As I noted earlier, Eye in the Sky is a film in which a considerable portion of dialogue is given over to questioning law. In his concluding chapter, Gunneflo writes, “critical engagement …appears to me to be not only useful but a matter of some urgency for the present. For, legal texts, laying down a specifically legal rationality, have played an enormously important role in the emergence of targeted killing” (233). Bringing Gunneflo’s important book into conversation with the cultural text of a film alerts us to the tentacular disseminations of a particularly troubling understanding of law and legitimacy in our era of perpetual war. Through the histories, politics, and accounts of law Gunneflo presents, I am prompted to ask: do cultural texts like Eye in Sky become proxies for legal contestation that does not occur in our public domains? Have we, as spectator-consumer-subjects, become seduced by the bedazzlements of spectacular war?
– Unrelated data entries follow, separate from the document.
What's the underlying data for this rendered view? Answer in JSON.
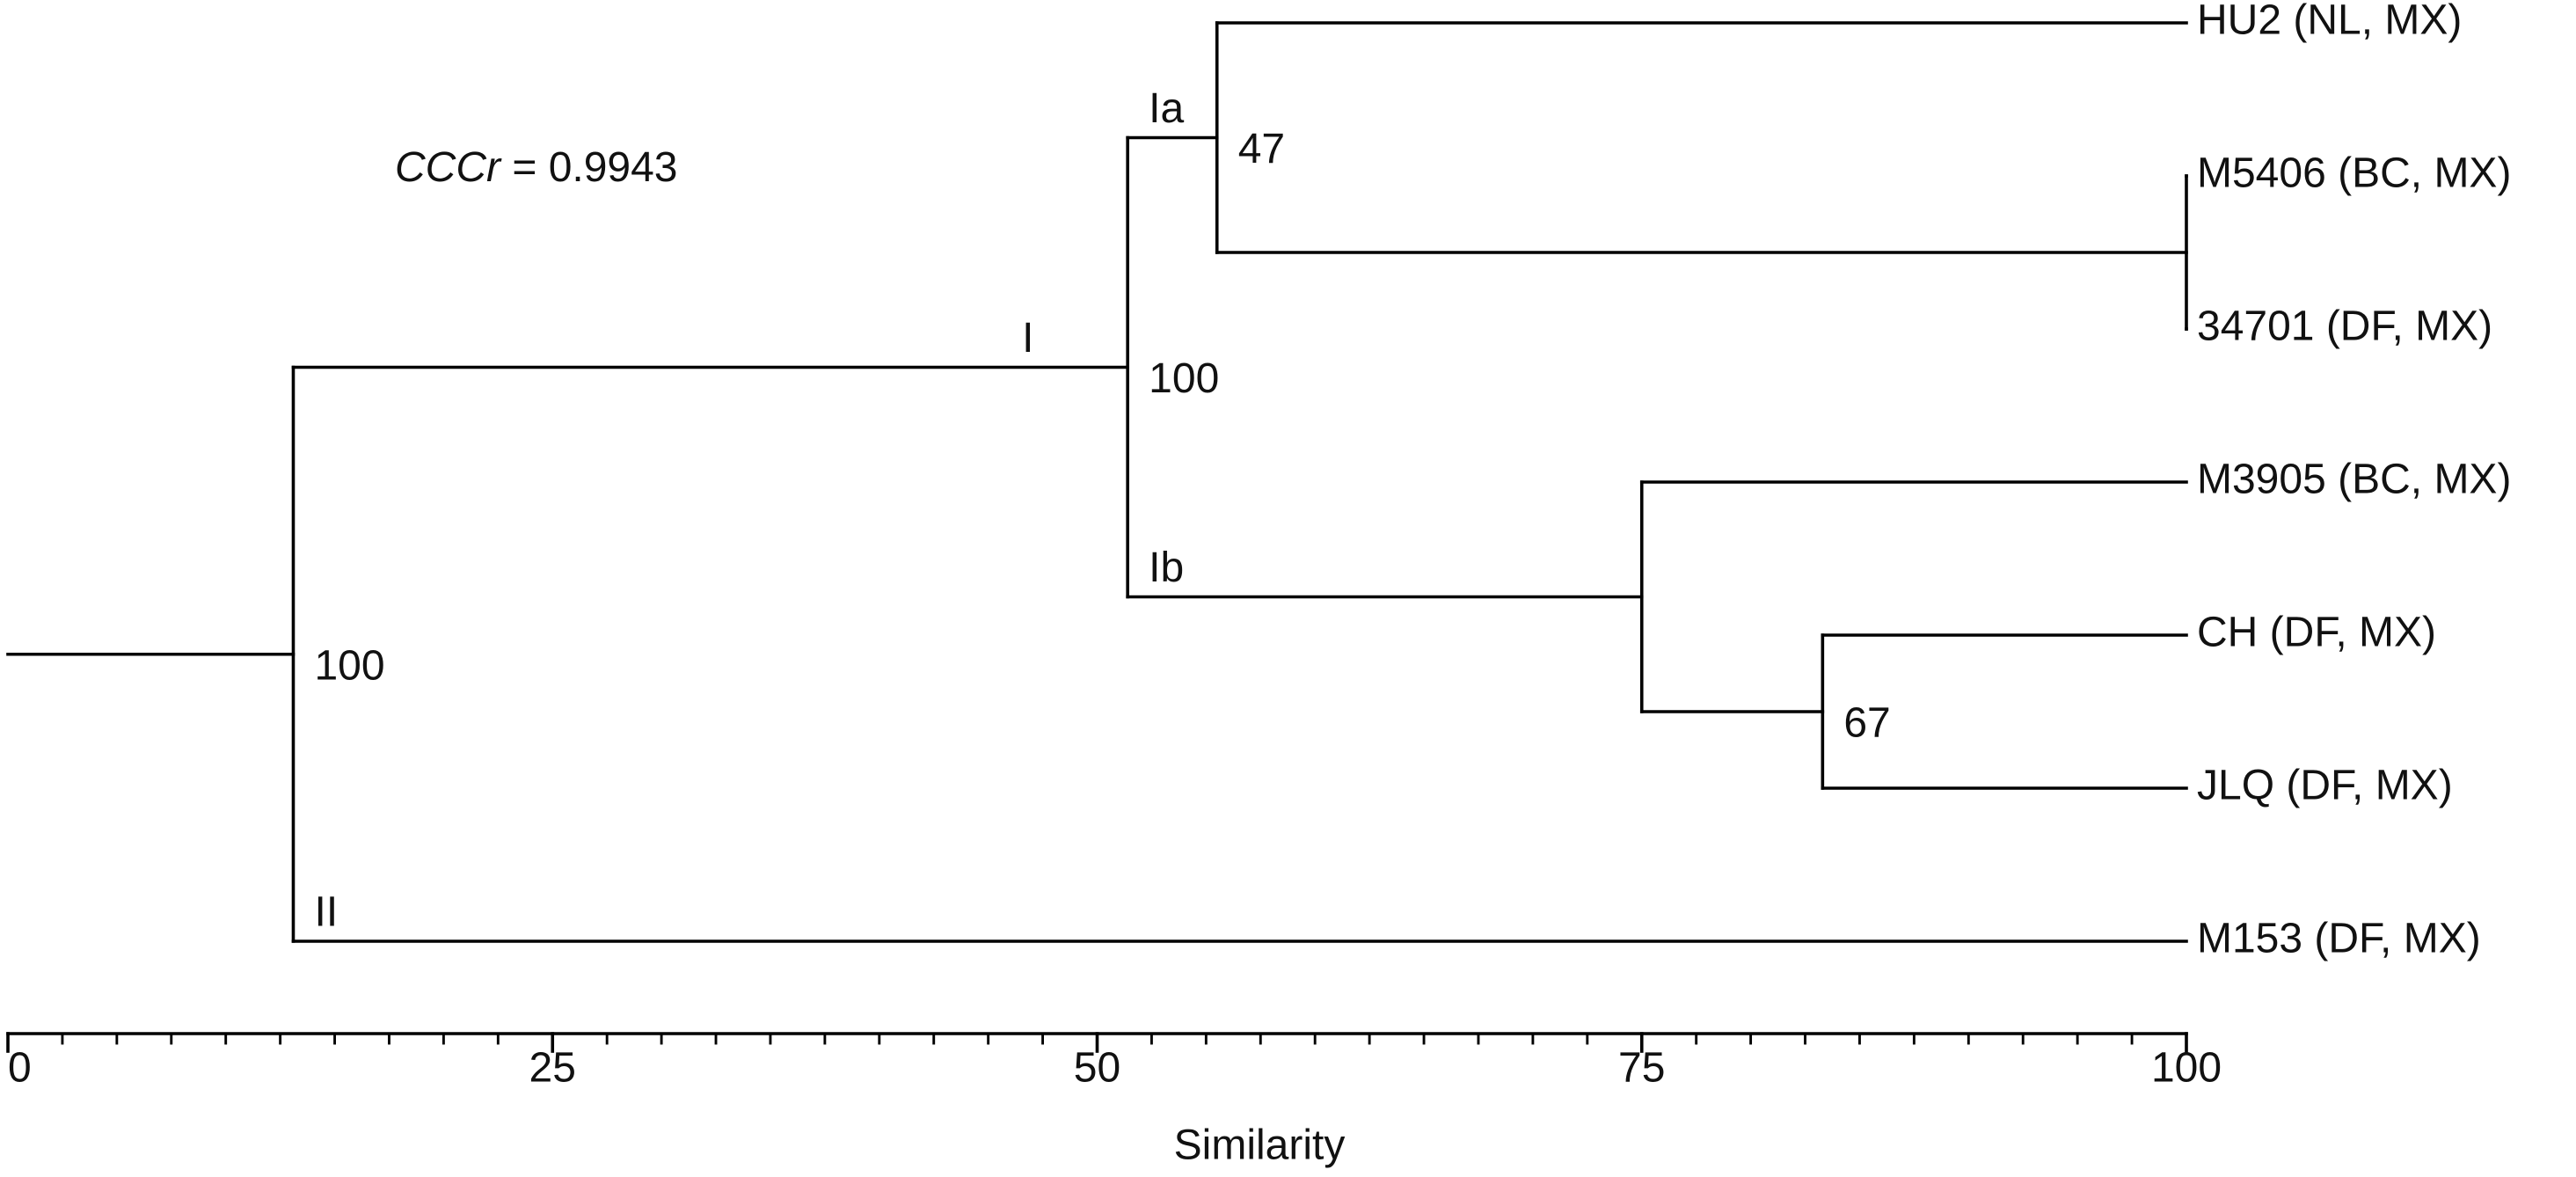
{
  "chart_data": {
    "type": "dendrogram",
    "annotation": {
      "symbol": "CCCr",
      "text": " = 0.9943"
    },
    "xlabel": "Similarity",
    "xlim": [
      0,
      100
    ],
    "xticks": [
      0,
      25,
      50,
      75,
      100
    ],
    "xminor_ticks": [
      2.5,
      5,
      7.5,
      10,
      12.5,
      15,
      17.5,
      20,
      22.5,
      27.5,
      30,
      32.5,
      35,
      37.5,
      40,
      42.5,
      45,
      47.5,
      52.5,
      55,
      57.5,
      60,
      62.5,
      65,
      67.5,
      70,
      72.5,
      77.5,
      80,
      82.5,
      85,
      87.5,
      90,
      92.5,
      95,
      97.5
    ],
    "color": "#000000",
    "tree": {
      "height": 13.1,
      "support": 100,
      "children": [
        {
          "clade": "I",
          "height": 51.4,
          "support": 100,
          "children": [
            {
              "clade": "Ia",
              "height": 55.5,
              "support": 47,
              "children": [
                {
                  "name": "HU2 (NL, MX)"
                },
                {
                  "height": 100,
                  "children": [
                    {
                      "name": "M5406 (BC, MX)"
                    },
                    {
                      "name": "34701 (DF, MX)"
                    }
                  ]
                }
              ]
            },
            {
              "clade": "Ib",
              "height": 75.0,
              "children": [
                {
                  "name": "M3905 (BC, MX)"
                },
                {
                  "height": 83.3,
                  "support": 67,
                  "children": [
                    {
                      "name": "CH (DF, MX)"
                    },
                    {
                      "name": "JLQ (DF, MX)"
                    }
                  ]
                }
              ]
            }
          ]
        },
        {
          "clade": "II",
          "name": "M153 (DF, MX)"
        }
      ]
    }
  }
}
Gunneflo’s Targeted Killing offers a much needed corrective for the political disconnections of our mediatised, technofetishising contemporary moment.
Jothie Rajah is Research Professor at the American Bar Foundation in Chicago. Her current research mainly focuses on the impact of 9/11 on rule of law discourses, (eg Law as Record: the Death of Osama bin Laden). She also studies rule of law in relation to authoritarianism, (eg Authoritarian Rule of Law: Legislation, Discourse and Legitimacy in Singapore, Cambridge University Press, 2012).
[1] In delving into the dehumanizing, “actuarial” (2012: 273) logics of the language of ‘collateral damage’, Liam Kennedy argues that collateral damage is “a form of violence that is supplementary and incidental to the sensational violence of shock and awe”, and that “[a]cross US mainstream visual culture, shock and awe and collateral damage are dominant frames in visualizations of the war on terror. They ideologically parse death and suffering by delineating those who count as fully human and those who do not ” (2012: 265).
[2] Eye in the Sky features in musician and artist David Byrne’s installation on implicit bias. In National Public Radio’s report on Byrne’s installation, the role of race, religion, and dress in assumptions about terrorism are brought to the fore: http://www.npr.org/programs/morning-edition/
Cite as: Jothie Rajah, Gunneflo Book Syposium (5) – Targeted Killing and Spectacular War, Völkerrechtsblog, 7 April 2017, doi: 10.17176/20170411-114021.